Ferramentas de IA podem facilitar a comunicação política, mas também aumentam os riscos de desinformação, deepfakes e manipulação do eleitorado. […]
O uso da inteligência artificial nas eleições tem se tornado um dos principais temas de preocupação para autoridades eleitorais, partidos, candidatos e eleitores. A tecnologia, que permite criar textos, imagens, áudios e vídeos em poucos segundos, pode ser usada como ferramenta de comunicação, mas também representa risco quando utilizada para espalhar informações falsas ou manipular a opinião pública.
Entre os maiores perigos estão os chamados deepfakes, conteúdos falsos criados ou alterados por inteligência artificial para simular a voz, a imagem ou declarações de uma pessoa. Em período eleitoral, esse tipo de material pode atingir candidatos, autoridades, jornalistas e eleitores, causando confusão e interferindo no processo democrático.
Nas eleições de 2026, o Tribunal Superior Eleitoral ampliou as regras sobre o uso de inteligência artificial e plataformas digitais. Entre as medidas, estão restrições à circulação de conteúdos sintéticos em períodos críticos da votação, exigência de identificação de materiais produzidos com IA e responsabilização de quem utilizar a tecnologia para fraudar informações.
A preocupação das autoridades é evitar que conteúdos falsos sejam divulgados em massa, principalmente nas redes sociais e aplicativos de mensagens. Vídeos manipulados, áudios falsos, montagens e textos criados por IA podem se espalhar rapidamente e influenciar o eleitor antes que haja tempo suficiente para checagem ou resposta.
Especialistas em direito eleitoral alertam que a inteligência artificial não é proibida nas campanhas, mas seu uso precisa respeitar a legislação. A tecnologia pode ser utilizada para organizar dados, produzir materiais informativos, melhorar a comunicação com eleitores e auxiliar estratégias de campanha, desde que não seja usada para enganar, difamar ou criar conteúdo falso.
Eleitores também devem redobrar a atenção. Antes de compartilhar qualquer vídeo, áudio ou mensagem política, é importante verificar a origem da informação, desconfiar de conteúdos sensacionalistas e buscar confirmação em fontes oficiais, veículos de imprensa confiáveis ou canais da Justiça Eleitoral.

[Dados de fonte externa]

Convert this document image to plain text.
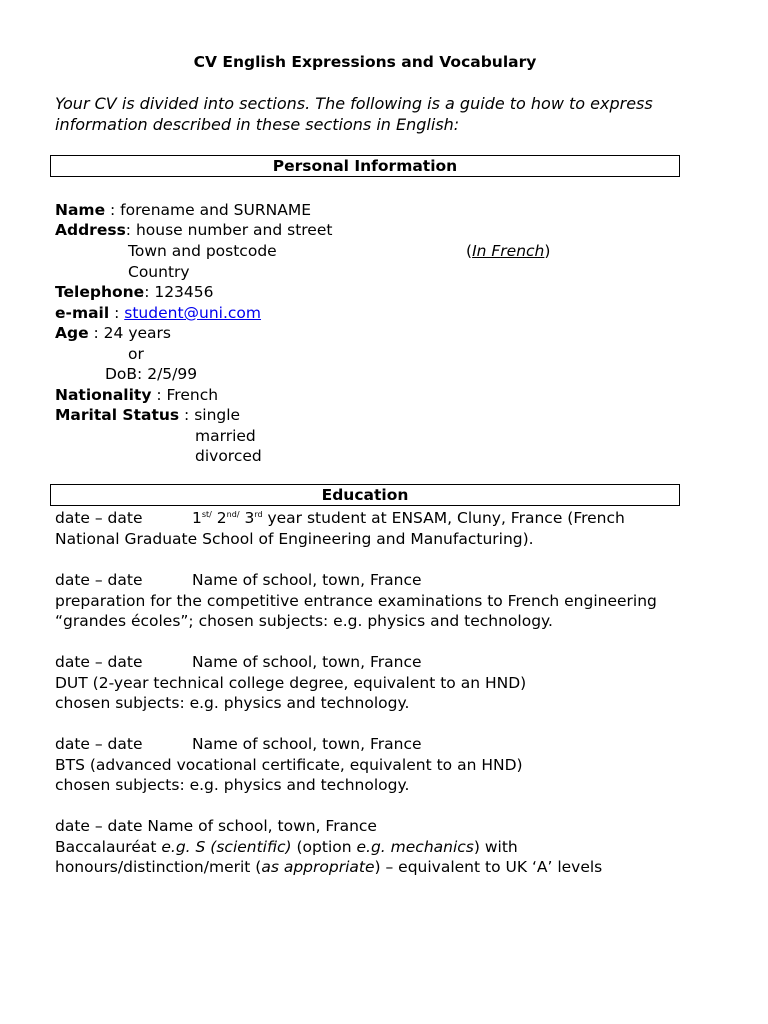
CV English Expressions and Vocabulary
Your CV is divided into sections. The following is a guide to how to express information described in these sections in English:
Personal Information
Name : forename and SURNAME
Address: house number and street
Town and postcode	(In French)
Country
Telephone: 123456
e-mail : student@uni.com
Age : 24 years
or
DoB: 2/5/99
Nationality : French
Marital Status : single
married
divorced
Education
date – date	$1^{st/}$ $2^{nd/}$ 3rd year student at ENSAM, Cluny, France (French
National Graduate School of Engineering and Manufacturing).
date – date	Name of school, town, France
preparation for the competitive entrance examinations to French engineering
“grandes écoles”; chosen subjects: e.g. physics and technology.
date – date	Name of school, town, France
DUT (2-year technical college degree, equivalent to an HND)
chosen subjects: e.g. physics and technology.
date – date	Name of school, town, France
BTS (advanced vocational certificate, equivalent to an HND)
chosen subjects: e.g. physics and technology.
date – date Name of school, town, France
Baccalauréat e.g. S (scientific) (option e.g. mechanics) with
honours/distinction/merit (as appropriate) – equivalent to UK ‘A’ levels
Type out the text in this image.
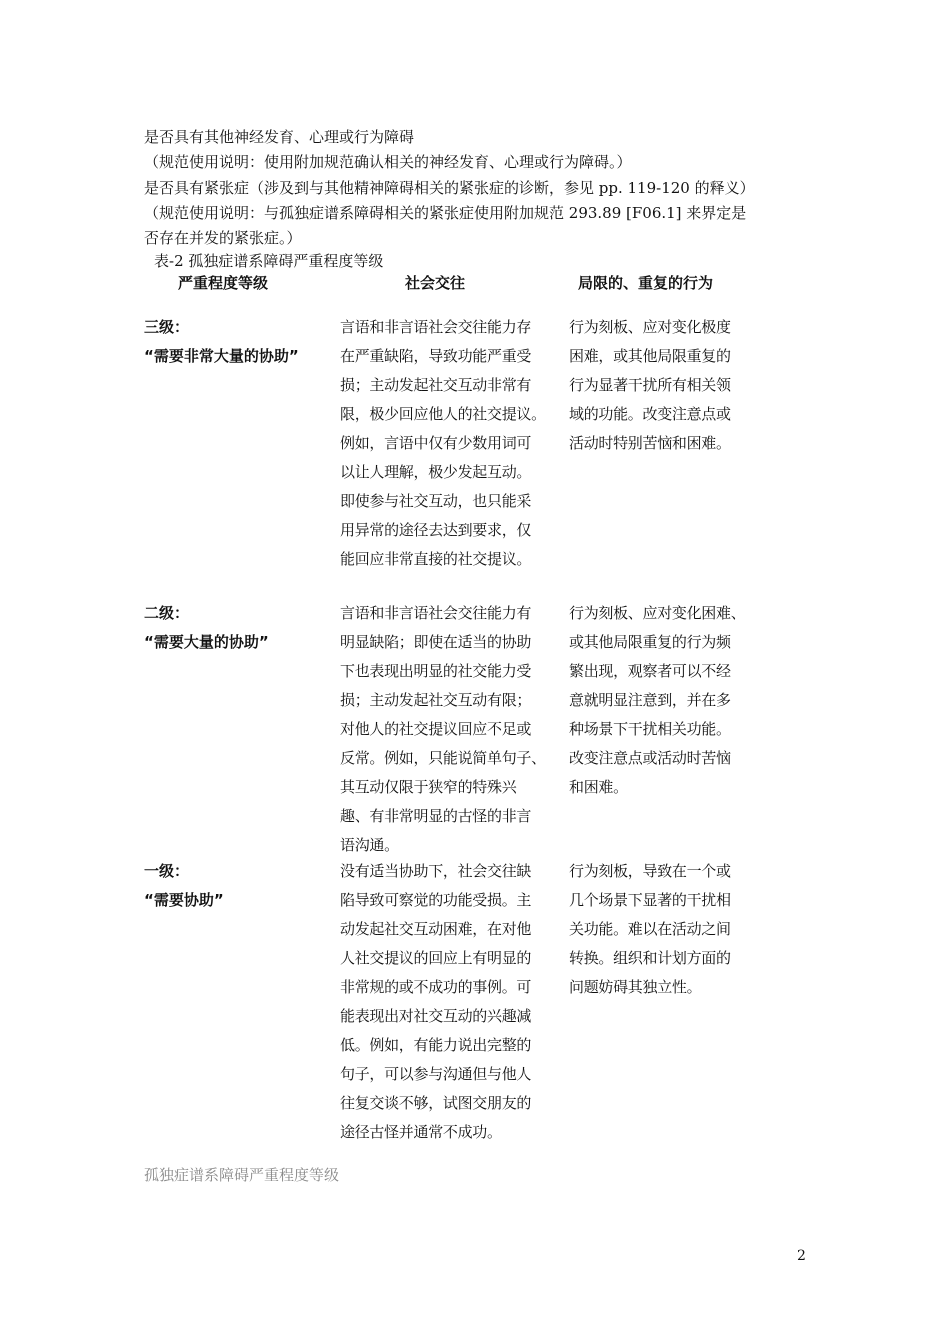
是否具有其他神经发育、心理或行为障碍
（规范使用说明：使用附加规范确认相关的神经发育、心理或行为障碍。）
是否具有紧张症（涉及到与其他精神障碍相关的紧张症的诊断，参见 pp. 119-120 的释义）
（规范使用说明：与孤独症谱系障碍相关的紧张症使用附加规范 293.89 [F06.1] 来界定是
否存在并发的紧张症。）
表-2 孤独症谱系障碍严重程度等级
严重程度等级	社会交往	局限的、重复的行为
三级：
“需要非常大量的协助”
言语和非言语社会交往能力存
在严重缺陷，导致功能严重受
损；主动发起社交互动非常有
限，极少回应他人的社交提议。
例如，言语中仅有少数用词可
以让人理解，极少发起互动。
即使参与社交互动，也只能采
用异常的途径去达到要求，仅
能回应非常直接的社交提议。
行为刻板、应对变化极度
困难，或其他局限重复的
行为显著干扰所有相关领
域的功能。改变注意点或
活动时特别苦恼和困难。
二级：
“需要大量的协助”
言语和非言语社会交往能力有
明显缺陷；即使在适当的协助
下也表现出明显的社交能力受
损；主动发起社交互动有限；
对他人的社交提议回应不足或
反常。例如，只能说简单句子、
其互动仅限于狭窄的特殊兴
趣、有非常明显的古怪的非言
语沟通。
行为刻板、应对变化困难、
或其他局限重复的行为频
繁出现，观察者可以不经
意就明显注意到，并在多
种场景下干扰相关功能。
改变注意点或活动时苦恼
和困难。
一级：
“需要协助”
没有适当协助下，社会交往缺
陷导致可察觉的功能受损。主
动发起社交互动困难，在对他
人社交提议的回应上有明显的
非常规的或不成功的事例。可
能表现出对社交互动的兴趣减
低。例如，有能力说出完整的
句子，可以参与沟通但与他人
往复交谈不够，试图交朋友的
途径古怪并通常不成功。
行为刻板，导致在一个或
几个场景下显著的干扰相
关功能。难以在活动之间
转换。组织和计划方面的
问题妨碍其独立性。
孤独症谱系障碍严重程度等级
2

Candidatos, partidos e equipes de campanha precisam adotar critérios de transparência no uso da tecnologia. Materiais produzidos com apoio de inteligência artificial devem ser identificados quando necessário, evitando práticas que possam ser interpretadas como manipulação ou tentativa de desinformação.
A inteligência artificial deve ocupar papel cada vez maior nas campanhas eleitorais, mas seu uso exige responsabilidade. Quando aplicada de forma ética, pode modernizar a comunicação política. Quando usada de maneira irregular, pode gerar punições, prejudicar candidaturas e comprometer a confiança do eleitor no processo democrático.